Ebenso verdienen die Variable-Fonts Beachtung, die zwischen den Strichstärken und drei optischen Größen oszillieren. Je einen aufrechten und kursiven Variable-Font gibt es inklusive im Superfamily-Paket, ohne Extra-Kosten. Anwendern und Anwenderinnen mit politisch korrektem Anspruch wird außerdem das via OpenType-Stylistic-Set aktivierbare Gendersternchen gefallen, welches sich harmonischer als der übliche Asterisk ins Schriftbild einfügt.
Case 2.0: Verdoppelung der Designoptionen und Komplettierung des europäischen Sprachsupports
Mit dem üppigen Update im Frühjahr 2023 hat sich die Zahl der Einzelschnitte im Vergleich zur ersten Version von 32 auf 72 mehr als verdoppelt. Das seit ihrem Release im Oktober 2020 eingegangene Kunden-Feedback bewog uns dazu, insbesondere die Text- und Micro- an den Umfang der Kernfamilie und die x-Höhe der Case Text an die der normalen Case anzugleichen.
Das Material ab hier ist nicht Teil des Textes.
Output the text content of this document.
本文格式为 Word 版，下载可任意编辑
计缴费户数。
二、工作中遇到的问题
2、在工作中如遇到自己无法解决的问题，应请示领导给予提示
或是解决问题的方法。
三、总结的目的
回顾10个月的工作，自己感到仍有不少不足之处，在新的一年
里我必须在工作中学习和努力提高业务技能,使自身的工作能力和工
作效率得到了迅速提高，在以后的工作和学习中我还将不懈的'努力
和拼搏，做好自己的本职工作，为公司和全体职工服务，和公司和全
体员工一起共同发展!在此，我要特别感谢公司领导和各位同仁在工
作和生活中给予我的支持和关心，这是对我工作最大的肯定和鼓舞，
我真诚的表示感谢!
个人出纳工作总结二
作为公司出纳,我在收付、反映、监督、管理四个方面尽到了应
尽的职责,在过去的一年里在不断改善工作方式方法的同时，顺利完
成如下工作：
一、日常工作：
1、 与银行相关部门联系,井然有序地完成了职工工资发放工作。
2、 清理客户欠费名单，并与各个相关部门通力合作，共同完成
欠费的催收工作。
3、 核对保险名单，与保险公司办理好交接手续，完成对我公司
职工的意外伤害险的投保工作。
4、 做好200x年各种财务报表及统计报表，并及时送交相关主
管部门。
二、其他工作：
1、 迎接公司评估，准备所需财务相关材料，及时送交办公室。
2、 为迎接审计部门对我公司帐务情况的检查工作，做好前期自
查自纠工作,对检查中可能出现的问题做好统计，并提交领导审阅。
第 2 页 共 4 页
Die Harmonisierung umfasst obendrein feiner abgestufte Zwischengewichte (neu: SemiLight, SemiBold, ExtraBold), das neu gezeichnete ExtraBlack-Extrem sowie dezente Anpassungen bestehender Strichstärken. Die Spannbreite von einer dünnstmöglichen Hairline (2 Einheiten!) zu jener kompromisslosen Fetten setzt neue kreative Kräfte frei, nicht zuletzt mithilfe der alles umfassenden Variable-Fonts.
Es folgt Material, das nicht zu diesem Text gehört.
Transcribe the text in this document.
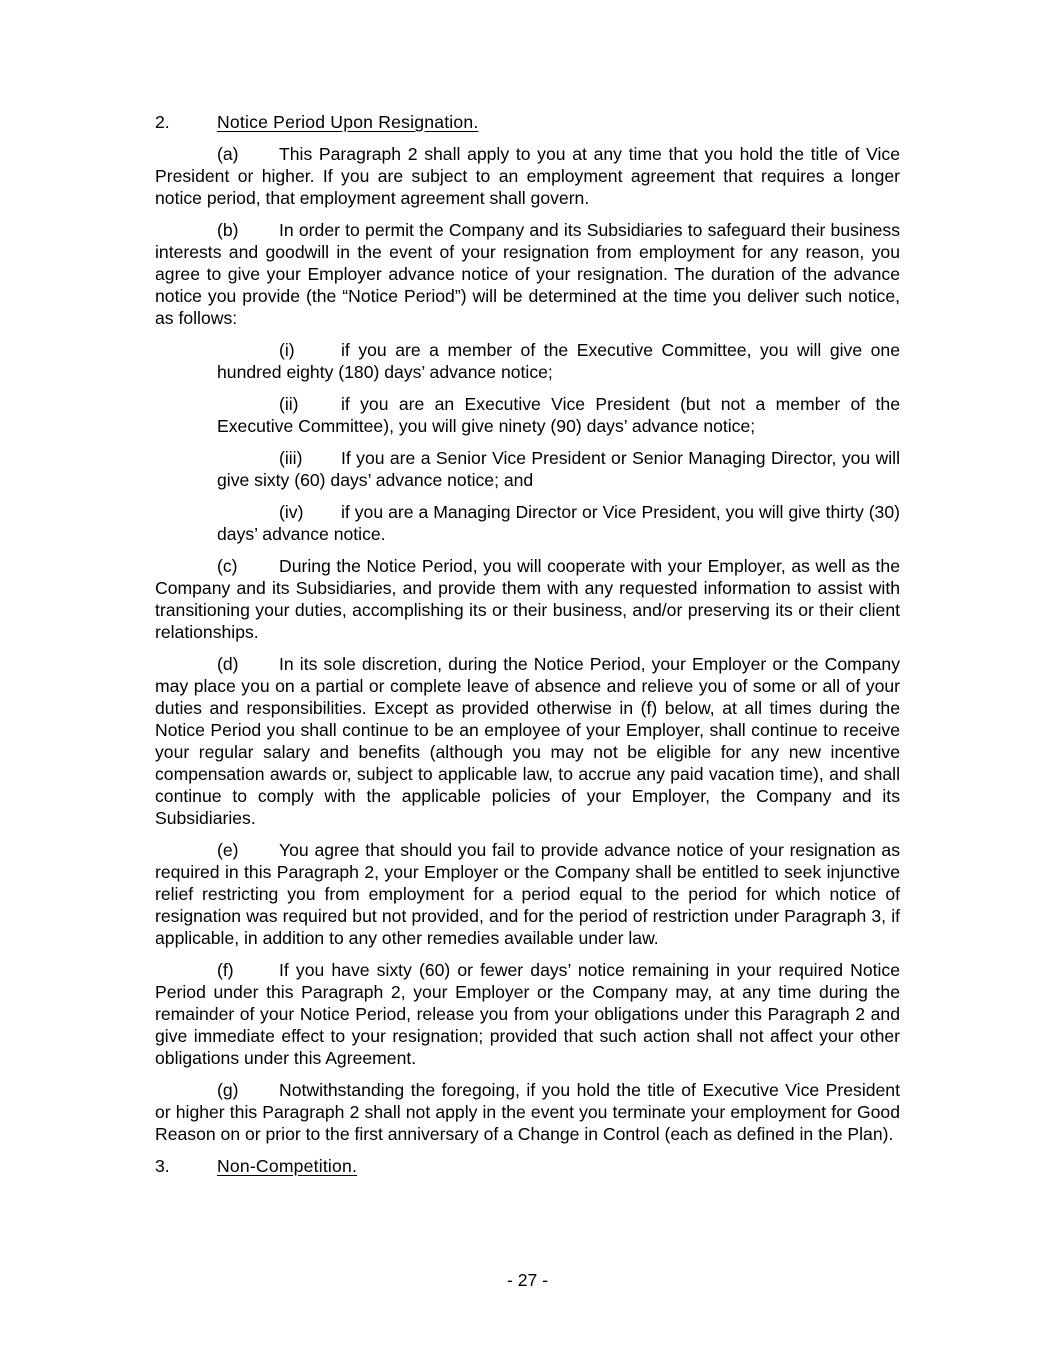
2.	Notice Period Upon Resignation.

(a) This Paragraph 2 shall apply to you at any time that you hold the title of Vice President or higher. If you are subject to an employment agreement that requires a longer notice period, that employment agreement shall govern.

(b) In order to permit the Company and its Subsidiaries to safeguard their business interests and goodwill in the event of your resignation from employment for any reason, you agree to give your Employer advance notice of your resignation. The duration of the advance notice you provide (the “Notice Period”) will be determined at the time you deliver such notice, as follows:

(i)	if you are a member of the Executive Committee, you will give one hundred eighty (180) days’ advance notice;

(ii) if you are an Executive Vice President (but not a member of the Executive Committee), you will give ninety (90) days’ advance notice;

(iii) If you are a Senior Vice President or Senior Managing Director, you will give sixty (60) days’ advance notice; and

(iv) if you are a Managing Director or Vice President, you will give thirty (30) days’ advance notice.

(c) During the Notice Period, you will cooperate with your Employer, as well as the Company and its Subsidiaries, and provide them with any requested information to assist with transitioning your duties, accomplishing its or their business, and/or preserving its or their client relationships.

(d) In its sole discretion, during the Notice Period, your Employer or the Company may place you on a partial or complete leave of absence and relieve you of some or all of your duties and responsibilities. Except as provided otherwise in (f) below, at all times during the Notice Period you shall continue to be an employee of your Employer, shall continue to receive your regular salary and benefits (although you may not be eligible for any new incentive compensation awards or, subject to applicable law, to accrue any paid vacation time), and shall continue to comply with the applicable policies of your Employer, the Company and its Subsidiaries.

(e) You agree that should you fail to provide advance notice of your resignation as required in this Paragraph 2, your Employer or the Company shall be entitled to seek injunctive relief restricting you from employment for a period equal to the period for which notice of resignation was required but not provided, and for the period of restriction under Paragraph 3, if applicable, in addition to any other remedies available under law.

(f)	If you have sixty (60) or fewer days’ notice remaining in your required Notice Period under this Paragraph 2, your Employer or the Company may, at any time during the remainder of your Notice Period, release you from your obligations under this Paragraph 2 and give immediate effect to your resignation; provided that such action shall not affect your other obligations under this Agreement.

(g) Notwithstanding the foregoing, if you hold the title of Executive Vice President or higher this Paragraph 2 shall not apply in the event you terminate your employment for Good Reason on or prior to the first anniversary of a Change in Control (each as defined in the Plan).

3.	Non-Competition.
- 27 -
Darüber hinaus wurde auch der Zeichenumfang verdoppelt. Hinter diesem enormen Zuwachs stecken der nun verfügbare kyrillische, griechische und vietnamesische Sprachsupport, die Unterstützung lateinischer Sprachen Afrikas sowie das neue UniCASE-Feature.
Wenngleich die Idee zur Kombination von Groß- und Kleinbuchstabenformen mit gleicher Buchstabenhöhe und ohne Ober- und Unterlängen zunächst als Spaß aus der sich aufdrängenden Wortspielerei heraus entstand, blühte das Design- und Engineeringteam schnell beim Gestalten und das Marketingteam später beim Anwenden dieser typografischen Besonderheit auf. Um die Großfamilie überschaubar zu halten, wurde diese Designoption als OpenType-Feature integriert (Stylistic Set 2).
Die Fülle der weitreichenden Überarbeitungen und Erweiterungen ergeben eine neue, nicht rückwärts kompatible Version der Schrift, die selbstbewusst mit den stetig wachsenden Anforderungen komplexer Branding-Projekte Schritt halten kann. Damit beweist sie für das Genre eine außergewöhnliche Vielseitigkeit. Sollte die noch immer nicht genügen – kein Problem, aufgrund des klaren, neutralen Designs bietet die Case die perfekte Grundlage für individuelle Anpassungen.
(Helvetica und Univers sind eingetragene Warenzeichen von Monotype. Akzidenz-Grotesk ist ein eingetragenes Warenzeichen von Berthold Types Limited. Sofern nicht anders angegeben unterliegen die verwendeten Fotos den Lizenzbestimmungen von Unsplash.)